Cent Ballades (Christine de Pisan)/Ballade LXXXV


LXXXV



L’espoir que j’ay de reveoir ma dame
Prochainement, me fait joyeux chanter
A haulte voix ou vert bois soubz la rame,
Ou par deduit j’ay apris a hanter
Pour un petit les maulx que j’ay domter,
Pour ce qu’adès suis d’elle si longtains ;
Mais, se Dieux plaist, j’en seray plus prochains.
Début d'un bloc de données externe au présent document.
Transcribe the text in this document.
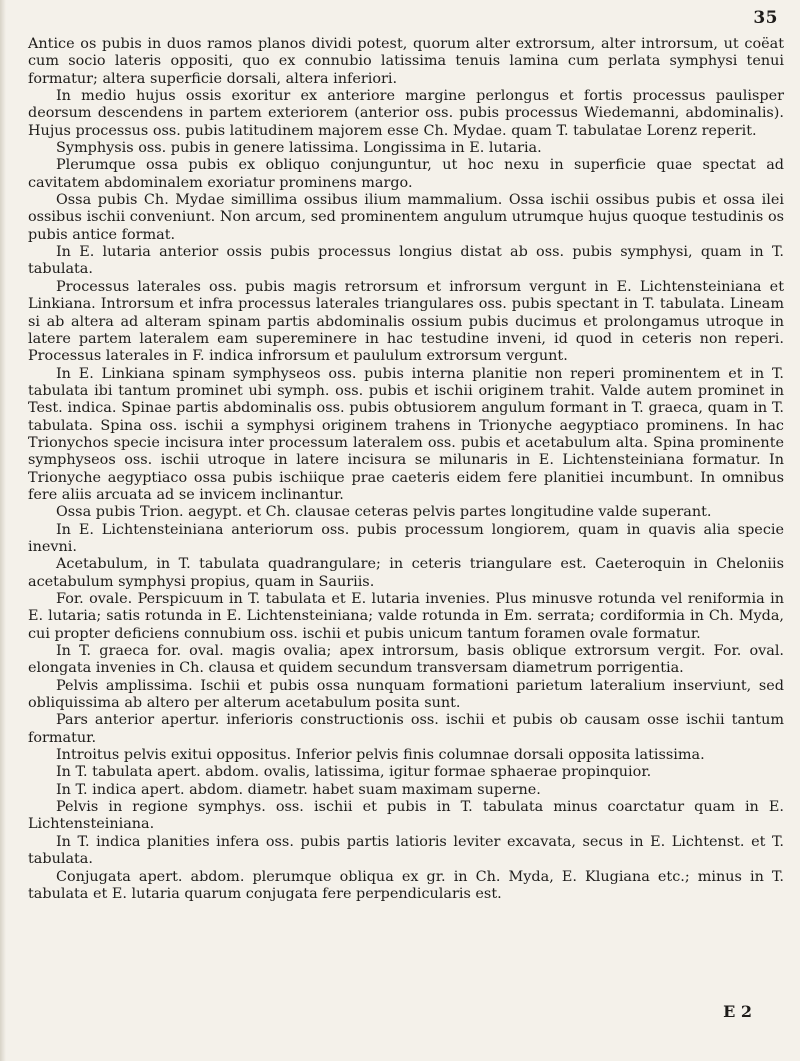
35

Antice os pubis in duos ramos planos dividi potest, quorum alter extrorsum, alter introrsum, ut coëat cum socio lateris oppositi, quo ex connubio latissima tenuis lamina cum perlata symphysi tenui formatur; altera superficie dorsali, altera inferiori.

In medio hujus ossis exoritur ex anteriore margine perlongus et fortis processus paulisper deorsum descendens in partem exteriorem (anterior oss. pubis processus Wiedemanni, abdominalis). Hujus processus oss. pubis latitudinem majorem esse Ch. Mydae. quam T. tabulatae Lorenz reperit.

Symphysis oss. pubis in genere latissima. Longissima in E. lutaria.

Plerumque ossa pubis ex obliquo conjunguntur, ut hoc nexu in superficie quae spectat ad cavitatem abdominalem exoriatur prominens margo.

Ossa pubis Ch. Mydae simillima ossibus ilium mammalium. Ossa ischii ossibus pubis et ossa ilei ossibus ischii conveniunt. Non arcum, sed prominentem angulum utrumque hujus quoque testudinis os pubis antice format.

In E. lutaria anterior ossis pubis processus longius distat ab oss. pubis symphysi, quam in T. tabulata.

Processus laterales oss. pubis magis retrorsum et infrorsum vergunt in E. Lichtensteiniana et Linkiana. Introrsum et infra processus laterales triangulares oss. pubis spectant in T. tabulata. Lineam si ab altera ad alteram spinam partis abdominalis ossium pubis ducimus et prolongamus utroque in latere partem lateralem eam supereminere in hac testudine inveni, id quod in ceteris non reperi. Processus laterales in F. indica infrorsum et paululum extrorsum vergunt.

In E. Linkiana spinam symphyseos oss. pubis interna planitie non reperi prominentem et in T. tabulata ibi tantum prominet ubi symph. oss. pubis et ischii originem trahit. Valde autem prominet in Test. indica. Spinae partis abdominalis oss. pubis obtusiorem angulum formant in T. graeca, quam in T. tabulata. Spina oss. ischii a symphysi originem trahens in Trionyche aegyptiaco prominens. In hac Trionychos specie incisura inter processum lateralem oss. pubis et acetabulum alta. Spina prominente symphyseos oss. ischii utroque in latere incisura se milunaris in E. Lichtensteiniana formatur. In Trionyche aegyptiaco ossa pubis ischiique prae caeteris eidem fere planitiei incumbunt. In omnibus fere aliis arcuata ad se invicem inclinantur.

Ossa pubis Trion. aegypt. et Ch. clausae ceteras pelvis partes longitudine valde superant.

In E. Lichtensteiniana anteriorum oss. pubis processum longiorem, quam in quavis alia specie inevni.

Acetabulum, in T. tabulata quadrangulare; in ceteris triangulare est. Caeteroquin in Cheloniis acetabulum symphysi propius, quam in Sauriis.

For. ovale. Perspicuum in T. tabulata et E. lutaria invenies. Plus minusve rotunda vel reniformia in E. lutaria; satis rotunda in E. Lichtensteiniana; valde rotunda in Em. serrata; cordiformia in Ch. Myda, cui propter deficiens connubium oss. ischii et pubis unicum tantum foramen ovale formatur.

In T. graeca for. oval. magis ovalia; apex introrsum, basis oblique extrorsum vergit. For. oval. elongata invenies in Ch. clausa et quidem secundum transversam diametrum porrigentia.

Pelvis amplissima. Ischii et pubis ossa nunquam formationi parietum lateralium inserviunt, sed obliquissima ab altero per alterum acetabulum posita sunt.

Pars anterior apertur. inferioris constructionis oss. ischii et pubis ob causam osse ischii tantum formatur.

Introitus pelvis exitui oppositus. Inferior pelvis finis columnae dorsali opposita latissima.

In T. tabulata apert. abdom. ovalis, latissima, igitur formae sphaerae propinquior.

In T. indica apert. abdom. diametr. habet suam maximam superne.

Pelvis in regione symphys. oss. ischii et pubis in T. tabulata minus coarctatur quam in E. Lichtensteiniana.

In T. indica planities infera oss. pubis partis latioris leviter excavata, secus in E. Lichtenst. et T. tabulata.

Conjugata apert. abdom. plerumque obliqua ex gr. in Ch. Myda, E. Klugiana etc.; minus in T. tabulata et E. lutaria quarum conjugata fere perpendicularis est.

E 2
Et je doy bien avoir desir par m’ame
D’elle veoir, car je m’ose vanter
Qu’il n’est ne roy, ne duc, ne prince, n’ame
Qui ne voulsist a elle honneur porter,
Pour les grans biens qu’on en ot raconter ;
Si me desplait, dont d’elle si loins mains ;
Mais, se Dieux plaist, j’en seray plus prochains.

Et sa beaulté, qui le mien cuer enflamme,
Me fait souvent gemir et guermenter
Pour le desir, qui m’estraint et affame,
D’elle veoir, pour moy reconforter ;
Je chanteray pour mon cuer deporter.
Adès suis loings d’elle ou sont mes reclains ;
Mais, se Dieu plaist, j’en seray plus prochains.